Noch am Abend des 16. Januar 2012 gibt es eine spontane Demonstration. Man darf diese Reaktion ungewöhnlich nennen: In Dessau und anderen Orts geschehen Verbrechen, ohne dass es zu irgendwelchen Protesten kommt. Und auch dies ist nicht zu bestreiten: Mehrfach werden aus der Demonstration heraus ausländerfeindliche Parolen gerufen, die indes schnell verhallen.

Und unter den Demonstranten finden sich regional bekannte Neonazis. Von ganz links lautet das im Internet publizierte Urteil: Hier war der Volksmob auf der Straße. Differenzierung?

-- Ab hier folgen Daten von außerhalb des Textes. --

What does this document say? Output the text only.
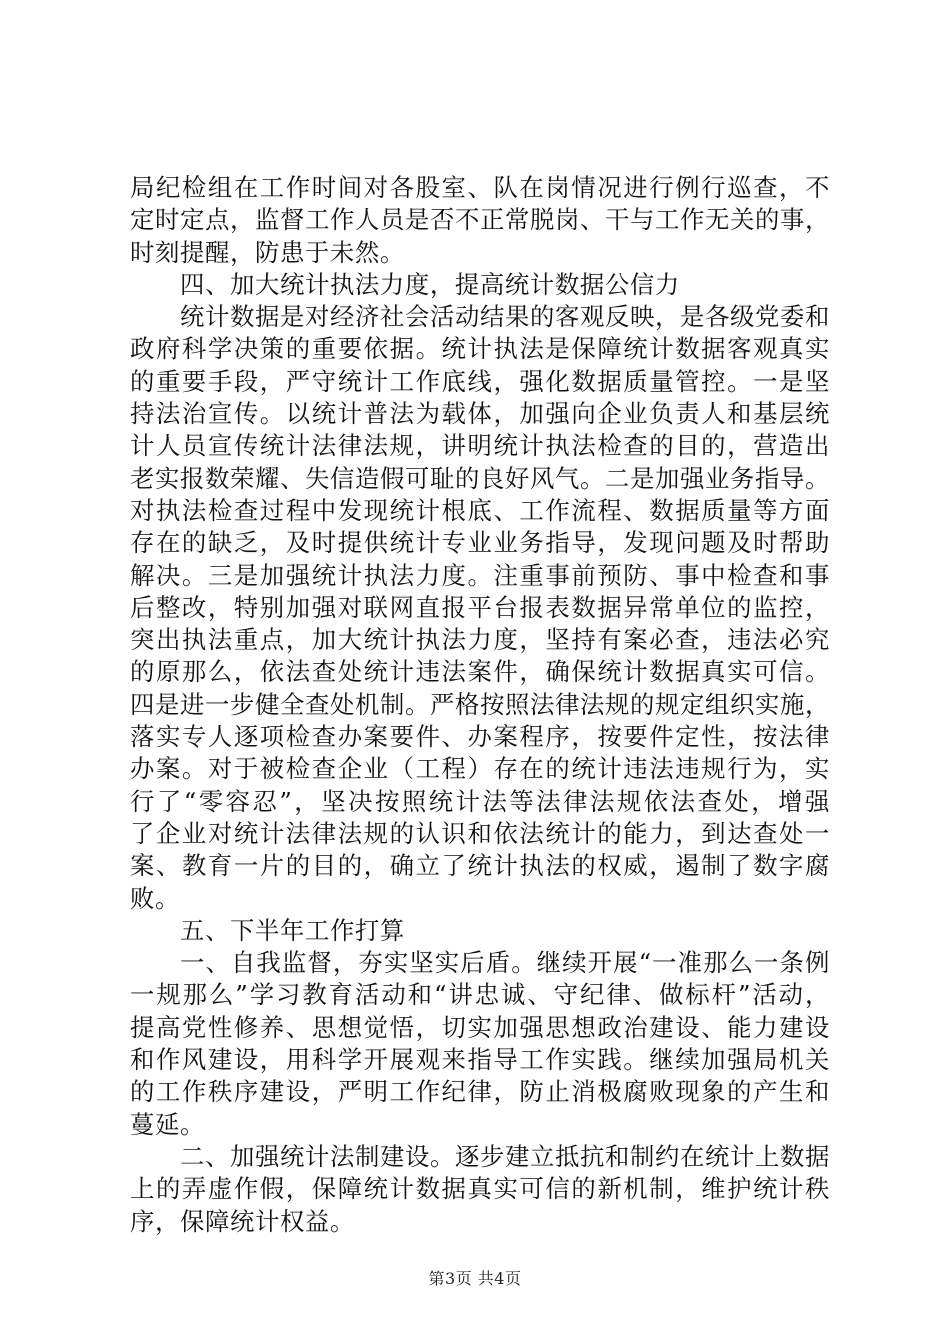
局纪检组在工作时间对各股室、队在岗情况进行例行巡查，不
定时定点，监督工作人员是否不正常脱岗、干与工作无关的事，
时刻提醒，防患于未然。
四、加大统计执法力度，提高统计数据公信力
统计数据是对经济社会活动结果的客观反映，是各级党委和
政府科学决策的重要依据。统计执法是保障统计数据客观真实
的重要手段，严守统计工作底线，强化数据质量管控。一是坚
持法治宣传。以统计普法为载体，加强向企业负责人和基层统
计人员宣传统计法律法规，讲明统计执法检查的目的，营造出
老实报数荣耀、失信造假可耻的良好风气。二是加强业务指导。
对执法检查过程中发现统计根底、工作流程、数据质量等方面
存在的缺乏，及时提供统计专业业务指导，发现问题及时帮助
解决。三是加强统计执法力度。注重事前预防、事中检查和事
后整改，特别加强对联网直报平台报表数据异常单位的监控，
突出执法重点，加大统计执法力度，坚持有案必查，违法必究
的原那么，依法查处统计违法案件，确保统计数据真实可信。
四是进一步健全查处机制。严格按照法律法规的规定组织实施，
落实专人逐项检查办案要件、办案程序，按要件定性，按法律
办案。对于被检查企业（工程）存在的统计违法违规行为，实
行了“零容忍”，坚决按照统计法等法律法规依法查处，增强
了企业对统计法律法规的认识和依法统计的能力，到达查处一
案、教育一片的目的，确立了统计执法的权威，遏制了数字腐
败。
五、下半年工作打算
一、自我监督，夯实坚实后盾。继续开展“一准那么一条例
一规那么”学习教育活动和“讲忠诚、守纪律、做标杆”活动，
提高党性修养、思想觉悟，切实加强思想政治建设、能力建设
和作风建设，用科学开展观来指导工作实践。继续加强局机关
的工作秩序建设，严明工作纪律，防止消极腐败现象的产生和
蔓延。
二、加强统计法制建设。逐步建立抵抗和制约在统计上数据
上的弄虚作假，保障统计数据真实可信的新机制，维护统计秩
序，保障统计权益。
第3页 共4页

Findet sich ebenso wenig wie bei den Propagandisten des Schemas vom "kriminellen Ausländer". Den Aktivisten der einen Seite dient der pauschale Rassismusvorwurf als Keule, denen der anderen Seite notdürftig bemäntelter Rassismus als Erklärungsmuster. Die Stimmung schaukelt sich hoch und wird gezielt geschürt, als Unbekannte einen Facebook-Aufruf zu einer weiteren Demo am 22. Januar starten.

Besonnene Stimmen, auch von André Schubert, der sich von der rechten Szene klar distanziert, scheinen bei der von Lautsprechern und Schreihälsen dominierten Facebook-Diskussion kaum durchzudringen.

Vermutlich aber sind es dieser Krawall und die im rechten Lager vermuteten Organisatoren, die dafür sorgen, dass Unterstützer sich vorab ausklinken: Mit Neonazis wollen sie denn doch nichts zu tun haben. Am Ende ziehen 400 Menschen durch die Straßen. Für Dessauer Verhältnisse sind das viele, auch, weil etliche sehr junge Leute dabei sind, die die sonntägliche Veranstaltung eher als Abenteuer begreifen. Aber auch hier lässt sich nicht leugnen: Angeführt wird der Zug von etwa 50 Hooligans und Neonazis. Vor dem Bahnhof redet Ronny B., vorbestraft, weil er mit anderen grundlos vermeintlich linke Jugendliche schwerstens zusammengeschlagen hat. Dass seine Identität bekannt und damit sein Gerede von der Sicherheit auf Deutschlands Straßen als Geschwätz kenntlich wird, dürfte zumindest den Mitläufern die Augen geöffnet haben.

André Schubert, das Opfer, ist über die Ereignisse weitgehend in Vergessenheit geraten. Doch ausgerechnet er zeigt im Prozess gegen den Täter Größe: Alle Beteiligten loben seine souveräne Aussage. Er selbst bringt es fertig, was andere weder vermögen noch wollen: Er äußert Verständnis, dass der schwer schizophrene Täter nicht verurteilt, sondern auf unbestimmte Zeit in die Psychiatrie gesteckt wird.

Heute sagt André Schubert von sich, dass ihn nichts mehr so schnell aus der Bahn werfen würde, dazu hat er zu viel durchgemacht. Aber er weiß auch: Genau daraus erwächst die Gefährdung für ihn selbst. "Ab zur Trauma-Therapie", habe ihm die Psychologin neulich geraten. Aber als Selbstständiger? Wann? Wenn er nicht einmal die Zeit findet für eine möglicherweise erneut notwendige Operation. Wer flüchtig hinschaut, übersieht die Anzeichen von anhaltender Lähmung in der linken Gesichtshälfte. Aber neulich, als er in froher Runde saß, verging André Schubert blitzartig jede Fröhlichkeit. Ihm fiel ein, dass er nur mit halbem Gesicht lachen könne.

Debatte um Zivilcourage

Vor wenigen Wochen stand André Schubert vor 70 000 Zuschauern auf dem Rasen der Münchner Bayern-Arena. Uli Hoeneß als Vorsitzender des Verwaltungsrates der Dominik-Brunner-Stiftung ehrte ihn und 19 weitere Personen für praktizierte Zivilcourage. In Dessau bekam davon kaum jemand etwas mit. Und so entstand auch keine Diskussion, die sich im Anschluss an den 16. Januar empfohlen hätte: Warum es in der Gesellschaft an Zivilcourage mangelt.